Amir H. Fallah (b. 1979, Tehran, Iran) lives and works in Los Angeles, CA. Fallah has exhibited extensively in exhibitions across the United States and abroad. Selected solo exhibitions include The Fowler Museum, Los Angeles, CA; Museum of Contemporary Art in Tucson, AZ; South Dakota Art Museum, Brookings SD; Schneider Museum of Art, Ashland OR; San Diego ICA; Nerman Museum of Contemporary Art, Overland KS; Center of International Contemporary Art, Vancouver, Canada; Nazarian / Curcio, Los Angeles, CA; and Denny Dimin Gallery, New York and Hong Kong. Fallah was awarded the COLA Individual Artist Fellowship (2020), the Artadia Award (2020), the Northern Trust Purchase Prize at EXPO Chicago (2019), and the Joan Mitchell Fellowship (2015). He received his BFA at the Maryland Institute College of Art and his MFA at the University of California, Los Angeles.

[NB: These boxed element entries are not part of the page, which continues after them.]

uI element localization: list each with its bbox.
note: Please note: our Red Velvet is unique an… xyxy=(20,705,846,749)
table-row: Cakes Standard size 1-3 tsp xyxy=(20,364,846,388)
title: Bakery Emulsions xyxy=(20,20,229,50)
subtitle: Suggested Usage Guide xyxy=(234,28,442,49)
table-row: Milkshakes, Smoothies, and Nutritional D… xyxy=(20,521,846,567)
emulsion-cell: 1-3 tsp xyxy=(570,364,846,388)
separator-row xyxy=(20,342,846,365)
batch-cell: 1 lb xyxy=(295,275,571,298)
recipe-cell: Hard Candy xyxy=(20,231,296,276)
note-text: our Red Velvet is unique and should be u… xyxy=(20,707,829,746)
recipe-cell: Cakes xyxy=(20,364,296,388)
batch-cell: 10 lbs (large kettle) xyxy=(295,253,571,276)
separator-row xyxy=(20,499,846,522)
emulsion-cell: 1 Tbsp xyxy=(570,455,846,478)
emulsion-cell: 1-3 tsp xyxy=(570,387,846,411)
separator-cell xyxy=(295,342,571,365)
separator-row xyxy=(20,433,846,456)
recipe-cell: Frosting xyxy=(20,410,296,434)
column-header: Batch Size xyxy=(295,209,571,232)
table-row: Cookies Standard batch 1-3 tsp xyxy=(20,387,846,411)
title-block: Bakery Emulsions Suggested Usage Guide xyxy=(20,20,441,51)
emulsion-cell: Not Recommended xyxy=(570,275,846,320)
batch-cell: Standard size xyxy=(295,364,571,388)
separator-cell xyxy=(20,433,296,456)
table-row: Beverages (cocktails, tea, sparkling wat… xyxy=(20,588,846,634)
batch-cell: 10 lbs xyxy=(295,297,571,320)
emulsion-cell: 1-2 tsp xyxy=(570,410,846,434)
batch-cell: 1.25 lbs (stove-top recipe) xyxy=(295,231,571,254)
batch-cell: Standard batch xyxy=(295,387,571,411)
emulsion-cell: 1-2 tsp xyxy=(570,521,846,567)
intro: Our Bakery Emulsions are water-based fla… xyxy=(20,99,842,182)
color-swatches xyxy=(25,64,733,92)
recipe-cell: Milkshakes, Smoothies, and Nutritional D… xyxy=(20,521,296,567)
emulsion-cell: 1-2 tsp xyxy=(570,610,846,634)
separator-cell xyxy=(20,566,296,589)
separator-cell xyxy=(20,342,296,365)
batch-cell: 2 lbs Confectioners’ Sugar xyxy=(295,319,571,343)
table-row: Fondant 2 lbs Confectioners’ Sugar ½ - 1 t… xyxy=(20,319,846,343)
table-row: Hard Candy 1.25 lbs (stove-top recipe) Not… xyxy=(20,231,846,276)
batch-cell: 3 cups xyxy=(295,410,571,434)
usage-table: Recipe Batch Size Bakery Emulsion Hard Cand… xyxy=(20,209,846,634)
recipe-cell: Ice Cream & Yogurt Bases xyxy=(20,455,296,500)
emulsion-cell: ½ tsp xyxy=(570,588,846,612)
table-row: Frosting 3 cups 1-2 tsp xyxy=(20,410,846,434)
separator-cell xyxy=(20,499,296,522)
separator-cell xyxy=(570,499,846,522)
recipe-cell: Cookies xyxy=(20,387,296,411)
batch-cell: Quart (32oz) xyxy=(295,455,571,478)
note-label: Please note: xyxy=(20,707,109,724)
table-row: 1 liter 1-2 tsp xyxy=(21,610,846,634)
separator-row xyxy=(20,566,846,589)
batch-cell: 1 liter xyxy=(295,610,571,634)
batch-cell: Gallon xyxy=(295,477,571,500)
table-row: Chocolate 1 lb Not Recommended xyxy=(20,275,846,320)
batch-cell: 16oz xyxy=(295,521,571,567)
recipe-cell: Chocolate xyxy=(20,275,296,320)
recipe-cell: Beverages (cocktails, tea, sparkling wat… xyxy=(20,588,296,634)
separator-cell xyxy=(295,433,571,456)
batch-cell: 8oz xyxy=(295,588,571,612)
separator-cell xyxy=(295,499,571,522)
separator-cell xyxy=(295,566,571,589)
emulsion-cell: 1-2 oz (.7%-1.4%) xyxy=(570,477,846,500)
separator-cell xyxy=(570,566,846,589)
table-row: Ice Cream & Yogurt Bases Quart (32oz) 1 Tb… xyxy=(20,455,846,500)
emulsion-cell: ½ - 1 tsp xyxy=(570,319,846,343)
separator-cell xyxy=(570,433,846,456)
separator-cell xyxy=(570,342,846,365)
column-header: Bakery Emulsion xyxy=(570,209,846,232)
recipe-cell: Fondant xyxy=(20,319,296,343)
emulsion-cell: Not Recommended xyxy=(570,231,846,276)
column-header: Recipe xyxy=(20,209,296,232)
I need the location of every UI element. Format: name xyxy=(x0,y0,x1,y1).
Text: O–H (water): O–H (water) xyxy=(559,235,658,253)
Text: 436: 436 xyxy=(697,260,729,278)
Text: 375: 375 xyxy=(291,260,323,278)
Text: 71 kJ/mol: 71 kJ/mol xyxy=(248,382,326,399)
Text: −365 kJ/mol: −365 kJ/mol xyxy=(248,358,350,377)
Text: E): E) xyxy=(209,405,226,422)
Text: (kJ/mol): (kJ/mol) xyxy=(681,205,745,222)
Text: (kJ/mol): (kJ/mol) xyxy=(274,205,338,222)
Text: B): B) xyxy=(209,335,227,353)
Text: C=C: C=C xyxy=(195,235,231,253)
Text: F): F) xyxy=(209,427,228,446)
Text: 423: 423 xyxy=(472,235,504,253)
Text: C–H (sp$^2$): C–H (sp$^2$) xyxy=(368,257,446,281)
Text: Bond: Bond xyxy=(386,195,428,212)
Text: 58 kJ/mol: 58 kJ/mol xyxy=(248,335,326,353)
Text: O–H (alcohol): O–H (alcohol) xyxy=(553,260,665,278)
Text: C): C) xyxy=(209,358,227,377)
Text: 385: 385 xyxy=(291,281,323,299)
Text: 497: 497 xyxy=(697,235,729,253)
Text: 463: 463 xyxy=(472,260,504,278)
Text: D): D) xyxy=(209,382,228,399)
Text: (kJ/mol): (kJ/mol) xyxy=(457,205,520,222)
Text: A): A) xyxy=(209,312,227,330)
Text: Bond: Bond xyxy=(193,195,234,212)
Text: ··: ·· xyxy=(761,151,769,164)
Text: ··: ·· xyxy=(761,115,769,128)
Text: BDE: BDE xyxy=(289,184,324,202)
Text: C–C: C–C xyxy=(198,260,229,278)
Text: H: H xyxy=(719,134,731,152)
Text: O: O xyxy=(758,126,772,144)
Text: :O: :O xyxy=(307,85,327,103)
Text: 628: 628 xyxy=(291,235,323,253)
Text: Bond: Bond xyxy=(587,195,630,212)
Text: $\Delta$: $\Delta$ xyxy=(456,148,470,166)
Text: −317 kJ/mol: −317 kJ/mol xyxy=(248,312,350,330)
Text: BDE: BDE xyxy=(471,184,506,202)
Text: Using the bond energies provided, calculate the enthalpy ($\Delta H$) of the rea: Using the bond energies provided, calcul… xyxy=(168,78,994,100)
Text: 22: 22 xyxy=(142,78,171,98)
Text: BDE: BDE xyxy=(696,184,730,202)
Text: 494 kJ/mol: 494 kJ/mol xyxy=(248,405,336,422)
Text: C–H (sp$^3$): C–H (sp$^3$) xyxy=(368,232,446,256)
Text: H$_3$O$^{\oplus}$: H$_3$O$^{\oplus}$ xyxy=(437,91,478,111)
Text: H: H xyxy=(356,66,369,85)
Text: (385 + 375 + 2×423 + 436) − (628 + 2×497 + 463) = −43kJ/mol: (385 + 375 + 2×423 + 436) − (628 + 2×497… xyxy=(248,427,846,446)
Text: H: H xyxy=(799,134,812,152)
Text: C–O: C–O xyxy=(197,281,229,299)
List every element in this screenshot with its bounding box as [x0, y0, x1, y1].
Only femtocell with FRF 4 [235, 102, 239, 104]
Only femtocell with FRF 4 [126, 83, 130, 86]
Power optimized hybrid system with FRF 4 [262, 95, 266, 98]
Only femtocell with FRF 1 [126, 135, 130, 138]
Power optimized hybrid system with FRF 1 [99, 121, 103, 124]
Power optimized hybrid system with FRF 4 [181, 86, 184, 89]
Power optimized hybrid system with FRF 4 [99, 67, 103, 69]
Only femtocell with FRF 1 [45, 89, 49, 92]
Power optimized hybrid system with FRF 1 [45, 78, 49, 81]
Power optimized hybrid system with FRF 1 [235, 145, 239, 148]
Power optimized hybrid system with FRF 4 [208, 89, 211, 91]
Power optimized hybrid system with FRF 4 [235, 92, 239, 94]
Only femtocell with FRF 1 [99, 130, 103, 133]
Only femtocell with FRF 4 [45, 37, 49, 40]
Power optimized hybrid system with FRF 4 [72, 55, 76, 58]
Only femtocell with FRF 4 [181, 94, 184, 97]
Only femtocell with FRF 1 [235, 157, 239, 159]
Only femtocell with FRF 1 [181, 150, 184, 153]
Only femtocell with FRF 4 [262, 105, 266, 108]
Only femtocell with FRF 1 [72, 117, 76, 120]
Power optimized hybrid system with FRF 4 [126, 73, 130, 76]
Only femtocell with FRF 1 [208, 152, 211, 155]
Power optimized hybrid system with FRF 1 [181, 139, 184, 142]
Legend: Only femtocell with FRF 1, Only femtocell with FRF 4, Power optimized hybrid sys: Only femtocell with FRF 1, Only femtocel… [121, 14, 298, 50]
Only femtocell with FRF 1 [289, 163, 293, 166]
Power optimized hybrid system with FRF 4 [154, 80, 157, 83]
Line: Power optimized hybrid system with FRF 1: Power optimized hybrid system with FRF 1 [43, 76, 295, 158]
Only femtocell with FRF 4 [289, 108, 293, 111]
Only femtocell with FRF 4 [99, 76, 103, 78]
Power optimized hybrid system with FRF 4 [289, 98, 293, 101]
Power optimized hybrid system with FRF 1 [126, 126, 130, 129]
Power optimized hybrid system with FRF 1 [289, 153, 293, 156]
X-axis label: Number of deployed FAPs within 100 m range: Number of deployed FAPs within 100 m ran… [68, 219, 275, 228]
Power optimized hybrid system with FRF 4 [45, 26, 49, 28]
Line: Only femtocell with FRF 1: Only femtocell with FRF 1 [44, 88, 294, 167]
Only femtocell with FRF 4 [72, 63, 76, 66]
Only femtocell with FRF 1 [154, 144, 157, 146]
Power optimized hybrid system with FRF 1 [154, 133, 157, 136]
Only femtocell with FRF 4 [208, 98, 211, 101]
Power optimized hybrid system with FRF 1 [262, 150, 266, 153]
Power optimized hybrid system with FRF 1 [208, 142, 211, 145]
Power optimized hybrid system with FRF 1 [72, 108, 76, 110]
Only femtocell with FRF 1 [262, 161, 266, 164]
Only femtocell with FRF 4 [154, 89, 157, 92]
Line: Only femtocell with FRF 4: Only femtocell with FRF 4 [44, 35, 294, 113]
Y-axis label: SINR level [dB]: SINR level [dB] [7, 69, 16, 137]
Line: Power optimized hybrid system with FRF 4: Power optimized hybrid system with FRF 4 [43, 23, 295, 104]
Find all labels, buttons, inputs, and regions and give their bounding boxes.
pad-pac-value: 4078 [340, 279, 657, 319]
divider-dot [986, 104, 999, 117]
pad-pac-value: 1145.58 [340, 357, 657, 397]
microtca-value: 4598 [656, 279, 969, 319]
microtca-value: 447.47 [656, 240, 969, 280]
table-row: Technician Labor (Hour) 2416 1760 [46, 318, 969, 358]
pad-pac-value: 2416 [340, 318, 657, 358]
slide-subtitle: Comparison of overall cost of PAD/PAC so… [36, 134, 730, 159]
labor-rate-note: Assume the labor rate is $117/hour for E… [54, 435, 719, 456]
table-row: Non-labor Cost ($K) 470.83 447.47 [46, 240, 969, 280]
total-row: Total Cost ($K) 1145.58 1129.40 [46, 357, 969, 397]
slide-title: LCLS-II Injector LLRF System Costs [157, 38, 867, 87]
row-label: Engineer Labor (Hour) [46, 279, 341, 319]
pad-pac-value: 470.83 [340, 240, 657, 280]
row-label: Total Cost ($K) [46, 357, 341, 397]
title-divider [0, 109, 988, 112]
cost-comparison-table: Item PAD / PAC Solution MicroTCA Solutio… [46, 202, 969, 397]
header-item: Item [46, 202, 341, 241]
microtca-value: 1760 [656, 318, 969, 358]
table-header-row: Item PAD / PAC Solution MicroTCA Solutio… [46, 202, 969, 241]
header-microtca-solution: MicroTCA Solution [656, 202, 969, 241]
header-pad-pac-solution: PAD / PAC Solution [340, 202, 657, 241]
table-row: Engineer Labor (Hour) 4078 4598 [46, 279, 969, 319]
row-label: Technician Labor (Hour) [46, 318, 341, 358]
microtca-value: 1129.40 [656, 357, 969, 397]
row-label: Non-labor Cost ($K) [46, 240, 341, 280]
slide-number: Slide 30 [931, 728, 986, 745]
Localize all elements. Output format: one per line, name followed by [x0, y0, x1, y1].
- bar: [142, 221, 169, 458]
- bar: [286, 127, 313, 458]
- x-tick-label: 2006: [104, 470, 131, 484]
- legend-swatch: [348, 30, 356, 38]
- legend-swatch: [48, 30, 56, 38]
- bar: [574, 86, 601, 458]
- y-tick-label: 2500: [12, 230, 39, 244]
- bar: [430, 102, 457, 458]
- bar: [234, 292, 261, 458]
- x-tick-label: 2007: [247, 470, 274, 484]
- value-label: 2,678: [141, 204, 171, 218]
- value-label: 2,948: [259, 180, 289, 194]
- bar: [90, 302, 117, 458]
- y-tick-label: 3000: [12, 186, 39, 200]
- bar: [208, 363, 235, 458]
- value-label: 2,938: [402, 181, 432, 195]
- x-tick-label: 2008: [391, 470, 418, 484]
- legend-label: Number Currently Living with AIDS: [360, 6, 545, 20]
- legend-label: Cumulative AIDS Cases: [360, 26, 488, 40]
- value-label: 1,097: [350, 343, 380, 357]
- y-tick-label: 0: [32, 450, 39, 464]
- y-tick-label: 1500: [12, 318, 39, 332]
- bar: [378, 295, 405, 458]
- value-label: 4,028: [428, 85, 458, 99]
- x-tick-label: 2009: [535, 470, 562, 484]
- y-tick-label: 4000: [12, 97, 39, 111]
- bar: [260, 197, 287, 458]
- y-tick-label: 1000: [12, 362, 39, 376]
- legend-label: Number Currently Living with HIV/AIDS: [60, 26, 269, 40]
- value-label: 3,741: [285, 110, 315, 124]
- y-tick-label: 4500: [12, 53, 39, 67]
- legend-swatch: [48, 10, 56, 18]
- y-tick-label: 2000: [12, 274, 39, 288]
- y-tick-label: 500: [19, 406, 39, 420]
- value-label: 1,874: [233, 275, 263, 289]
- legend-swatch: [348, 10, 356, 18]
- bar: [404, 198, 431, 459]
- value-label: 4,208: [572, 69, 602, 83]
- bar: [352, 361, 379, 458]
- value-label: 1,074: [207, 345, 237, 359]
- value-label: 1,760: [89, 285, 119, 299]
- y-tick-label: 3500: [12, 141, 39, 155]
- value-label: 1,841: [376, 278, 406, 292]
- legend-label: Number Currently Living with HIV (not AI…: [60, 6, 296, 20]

Fallah is in the permanent collection of the Los Angeles County Museum of Art, Los Angeles; de Young Museum, San Francisco; Birmingham Museum of Art, Alabama; Jorge M. Pérez Collection, Miami; Deste Foundation For Contemporary Art, Athens, Greece; McEvoy Foundation For The Arts, San Francisco; Nerman Museum, Kansas City; SMART Museum of Art at the University of Chicago; Davis Museum, Massachusetts; The Microsoft Collection, Washington; Plattsburg State Art Museum, New York; Cerritos College Public Art Collection, California; Los Angeles County Department of Arts & Culture; Schneider Museum of Art, Oregon; Crocker Art Museum, California; Pitzer College Permanent Collection, California; Lonsford Collection, Purdue University, Indiana; Van Every/Smith Galleries at Davidson College, North Carolina; Miguel Angel Capriles Collection, Caracas, Venezuela; Beth Rudin DeWoody Collection, Florida; and Salsali Private Museum, Dubai, UAE.
Willie Stewart (b. 1982, Gallatin, USA) lives and works in New Haven, CT. He received his MFA in Sculpture from Yale University in 2018, and a BFA from The Cooper Union in 2016. His work has been the subject of solo and two-person exhibitions at Morgan Presents, New York (2022); Morán Morán, Los Angeles, CA (2023, 2019); Nicelle Beauchene Gallery, New York (2023, 2021); and Pioneer Works, Brooklyn, NY, with Brent Stewart (2017). Stewart completed residencies at Pioneer Works (2016), and Skowhegan School of Painting and Sculpture (2014).
Stewart is in the permanent collection of the Crystal Bridges Museum of American Art, Bentonville, AR; Park House, Dallas, TX; Beth Rudin DeWoody's Bunker, West Palm Beach, FL; J.P. Morgan Chase Collection, New York, NY; Soho House, Nashville, TN; The Majudia Collection, Arsenal Contemporary, Montreal, Canada; and Zuzeum Art Centre, Riga, Latvia.